A team of researchers from Meta, Stanford University, and the University of Washington have introduced three new methods that substantially accelerate generation in the Byte Latent Transformer (BLT) — a language model architecture that operates directly on raw bytes instead of tokens.

To understand what this new research solves, you need to understand the tradeoff at the center of byte-level language modeling.

Most language models today work on tokens — chunks of text produced by subword tokenizers like byte-pair encoding (BPE). A token typically represents several characters or even a whole word. While this is efficient, tokenization comes with known downsides: sensitivity to input noise, poor handling of multilingual text, weak character-level understanding, and fragility on structured inputs like code and numbers.

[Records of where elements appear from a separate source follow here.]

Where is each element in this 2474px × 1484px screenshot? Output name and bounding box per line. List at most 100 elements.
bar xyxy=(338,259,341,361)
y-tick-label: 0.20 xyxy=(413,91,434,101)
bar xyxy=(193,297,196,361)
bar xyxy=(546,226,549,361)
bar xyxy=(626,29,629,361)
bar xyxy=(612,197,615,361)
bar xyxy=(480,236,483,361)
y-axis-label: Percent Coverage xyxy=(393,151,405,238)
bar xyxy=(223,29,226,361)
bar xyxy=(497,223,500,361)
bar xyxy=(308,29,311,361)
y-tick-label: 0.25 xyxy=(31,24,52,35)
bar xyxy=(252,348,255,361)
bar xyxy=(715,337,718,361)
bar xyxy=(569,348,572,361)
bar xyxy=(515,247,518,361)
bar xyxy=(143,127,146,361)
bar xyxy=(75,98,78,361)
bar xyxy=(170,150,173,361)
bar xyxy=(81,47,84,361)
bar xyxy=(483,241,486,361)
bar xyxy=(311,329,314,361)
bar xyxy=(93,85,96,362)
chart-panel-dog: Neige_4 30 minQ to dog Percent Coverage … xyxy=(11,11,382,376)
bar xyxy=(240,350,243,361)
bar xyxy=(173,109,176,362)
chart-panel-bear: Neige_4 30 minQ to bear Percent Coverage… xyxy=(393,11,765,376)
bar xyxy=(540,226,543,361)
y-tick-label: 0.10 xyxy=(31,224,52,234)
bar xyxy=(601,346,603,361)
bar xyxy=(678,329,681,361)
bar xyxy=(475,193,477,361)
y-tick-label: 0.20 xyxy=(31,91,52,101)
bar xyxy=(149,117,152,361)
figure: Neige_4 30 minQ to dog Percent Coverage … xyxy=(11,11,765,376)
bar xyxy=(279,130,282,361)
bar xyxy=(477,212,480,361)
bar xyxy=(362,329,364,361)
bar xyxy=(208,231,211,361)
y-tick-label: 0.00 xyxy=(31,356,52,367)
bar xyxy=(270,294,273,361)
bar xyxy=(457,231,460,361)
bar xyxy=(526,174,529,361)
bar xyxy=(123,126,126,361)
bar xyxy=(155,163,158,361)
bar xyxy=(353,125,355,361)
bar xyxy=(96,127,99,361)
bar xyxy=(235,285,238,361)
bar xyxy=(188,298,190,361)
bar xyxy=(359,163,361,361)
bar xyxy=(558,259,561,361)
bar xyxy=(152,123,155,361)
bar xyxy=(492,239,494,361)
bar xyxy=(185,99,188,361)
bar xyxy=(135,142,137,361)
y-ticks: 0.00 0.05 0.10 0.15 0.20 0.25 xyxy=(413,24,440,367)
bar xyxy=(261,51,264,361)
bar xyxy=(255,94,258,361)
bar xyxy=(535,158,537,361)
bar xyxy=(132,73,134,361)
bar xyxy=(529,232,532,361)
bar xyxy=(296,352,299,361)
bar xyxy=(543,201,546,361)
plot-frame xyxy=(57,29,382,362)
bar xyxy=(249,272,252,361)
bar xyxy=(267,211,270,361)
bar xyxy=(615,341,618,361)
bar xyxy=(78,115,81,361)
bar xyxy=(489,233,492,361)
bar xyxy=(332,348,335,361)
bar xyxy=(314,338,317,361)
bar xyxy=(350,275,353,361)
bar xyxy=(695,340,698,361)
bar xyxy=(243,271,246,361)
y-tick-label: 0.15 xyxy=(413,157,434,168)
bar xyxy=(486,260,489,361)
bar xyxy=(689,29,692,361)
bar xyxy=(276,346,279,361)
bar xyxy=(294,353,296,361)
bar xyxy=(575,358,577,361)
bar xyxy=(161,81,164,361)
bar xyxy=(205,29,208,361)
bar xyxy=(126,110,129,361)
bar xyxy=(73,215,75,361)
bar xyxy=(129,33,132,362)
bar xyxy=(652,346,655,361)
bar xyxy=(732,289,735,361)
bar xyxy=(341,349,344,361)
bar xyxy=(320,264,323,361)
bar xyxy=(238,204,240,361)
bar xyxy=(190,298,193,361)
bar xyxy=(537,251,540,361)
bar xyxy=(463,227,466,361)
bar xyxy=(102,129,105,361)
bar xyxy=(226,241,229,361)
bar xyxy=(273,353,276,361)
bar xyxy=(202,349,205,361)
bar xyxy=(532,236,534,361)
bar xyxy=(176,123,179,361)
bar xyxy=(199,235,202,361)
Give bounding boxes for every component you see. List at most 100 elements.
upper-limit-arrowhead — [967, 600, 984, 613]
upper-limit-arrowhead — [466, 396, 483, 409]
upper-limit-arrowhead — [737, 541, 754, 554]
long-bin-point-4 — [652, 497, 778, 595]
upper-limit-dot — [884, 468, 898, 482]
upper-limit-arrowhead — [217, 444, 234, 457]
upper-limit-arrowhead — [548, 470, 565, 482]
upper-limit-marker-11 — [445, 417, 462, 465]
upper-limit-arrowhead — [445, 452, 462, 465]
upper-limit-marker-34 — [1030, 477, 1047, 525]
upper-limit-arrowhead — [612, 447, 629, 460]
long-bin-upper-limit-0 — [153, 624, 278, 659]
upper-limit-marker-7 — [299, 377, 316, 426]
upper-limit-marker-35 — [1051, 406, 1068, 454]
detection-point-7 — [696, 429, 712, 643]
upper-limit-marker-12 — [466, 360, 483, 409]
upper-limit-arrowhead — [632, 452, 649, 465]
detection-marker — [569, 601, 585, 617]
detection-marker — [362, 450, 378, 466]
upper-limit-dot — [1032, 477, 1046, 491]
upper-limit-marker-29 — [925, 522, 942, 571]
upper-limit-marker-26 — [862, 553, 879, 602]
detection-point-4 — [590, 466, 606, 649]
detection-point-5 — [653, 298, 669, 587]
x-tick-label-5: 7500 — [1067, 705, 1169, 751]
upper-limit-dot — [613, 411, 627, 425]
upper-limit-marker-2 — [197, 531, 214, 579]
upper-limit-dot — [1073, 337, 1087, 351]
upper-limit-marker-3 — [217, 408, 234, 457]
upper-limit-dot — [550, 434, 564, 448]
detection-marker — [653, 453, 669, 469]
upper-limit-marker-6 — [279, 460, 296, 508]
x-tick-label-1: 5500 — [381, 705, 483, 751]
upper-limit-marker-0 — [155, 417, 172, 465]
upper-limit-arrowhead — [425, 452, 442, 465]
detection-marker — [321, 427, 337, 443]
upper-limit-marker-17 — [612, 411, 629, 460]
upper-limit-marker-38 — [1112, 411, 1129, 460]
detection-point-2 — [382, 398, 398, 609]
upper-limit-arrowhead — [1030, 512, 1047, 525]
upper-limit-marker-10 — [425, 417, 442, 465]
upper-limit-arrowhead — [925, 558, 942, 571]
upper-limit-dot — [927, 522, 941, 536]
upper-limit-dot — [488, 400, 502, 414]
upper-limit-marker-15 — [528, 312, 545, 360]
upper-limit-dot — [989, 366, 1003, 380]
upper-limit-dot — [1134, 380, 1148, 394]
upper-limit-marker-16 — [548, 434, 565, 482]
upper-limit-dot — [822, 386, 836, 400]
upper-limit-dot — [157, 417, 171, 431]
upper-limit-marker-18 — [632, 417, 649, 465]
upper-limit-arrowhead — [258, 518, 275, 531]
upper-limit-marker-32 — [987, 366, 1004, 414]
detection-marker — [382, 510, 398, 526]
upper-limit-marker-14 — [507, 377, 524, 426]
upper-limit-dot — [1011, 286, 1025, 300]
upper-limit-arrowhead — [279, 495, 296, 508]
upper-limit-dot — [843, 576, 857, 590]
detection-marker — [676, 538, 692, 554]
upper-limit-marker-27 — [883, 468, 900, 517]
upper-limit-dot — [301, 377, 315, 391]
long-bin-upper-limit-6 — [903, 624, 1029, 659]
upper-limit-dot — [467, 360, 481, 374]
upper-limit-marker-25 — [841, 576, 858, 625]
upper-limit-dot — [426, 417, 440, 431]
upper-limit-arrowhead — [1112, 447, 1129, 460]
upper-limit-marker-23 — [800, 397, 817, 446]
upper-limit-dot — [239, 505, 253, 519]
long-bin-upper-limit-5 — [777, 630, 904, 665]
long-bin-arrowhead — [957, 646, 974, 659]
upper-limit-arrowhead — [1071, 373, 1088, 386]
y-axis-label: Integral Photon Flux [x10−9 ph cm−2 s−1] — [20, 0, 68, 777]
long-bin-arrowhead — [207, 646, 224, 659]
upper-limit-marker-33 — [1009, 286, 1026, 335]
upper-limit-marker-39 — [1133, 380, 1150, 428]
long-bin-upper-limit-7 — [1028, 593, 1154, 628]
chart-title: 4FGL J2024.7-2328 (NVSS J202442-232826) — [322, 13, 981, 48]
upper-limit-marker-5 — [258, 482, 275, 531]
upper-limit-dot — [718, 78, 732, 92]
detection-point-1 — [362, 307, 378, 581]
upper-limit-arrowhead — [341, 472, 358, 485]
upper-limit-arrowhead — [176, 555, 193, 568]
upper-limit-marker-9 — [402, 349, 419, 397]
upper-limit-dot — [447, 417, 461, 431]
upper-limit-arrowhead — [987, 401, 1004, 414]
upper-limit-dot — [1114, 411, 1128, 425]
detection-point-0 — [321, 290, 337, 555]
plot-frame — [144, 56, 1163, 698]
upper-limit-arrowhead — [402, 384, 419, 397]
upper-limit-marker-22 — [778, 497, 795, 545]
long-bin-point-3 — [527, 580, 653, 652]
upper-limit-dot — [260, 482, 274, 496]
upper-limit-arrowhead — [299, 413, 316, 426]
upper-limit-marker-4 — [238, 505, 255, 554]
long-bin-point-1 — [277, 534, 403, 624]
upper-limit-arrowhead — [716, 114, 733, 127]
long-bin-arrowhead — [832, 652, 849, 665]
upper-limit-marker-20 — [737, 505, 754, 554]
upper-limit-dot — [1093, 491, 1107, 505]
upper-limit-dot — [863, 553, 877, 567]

Byte-level models sidestep all of this by operating directly on raw bytes — the lowest-level representation of text. The Byte Latent Transformer (BLT) was a major step forward: it matched the performance of tokenization-based models at scale by grouping bytes dynamically into variable-length patches using an entropy-based segmentation strategy. High-entropy (harder-to-predict) regions get shorter patches; more predictable spans get longer ones. The bulk of computation runs over latent token representations, not raw bytes — using three components: a local encoder, a large global Transformer, and a local decoder — with an average patch size of 4 bytes and a maximum of 8.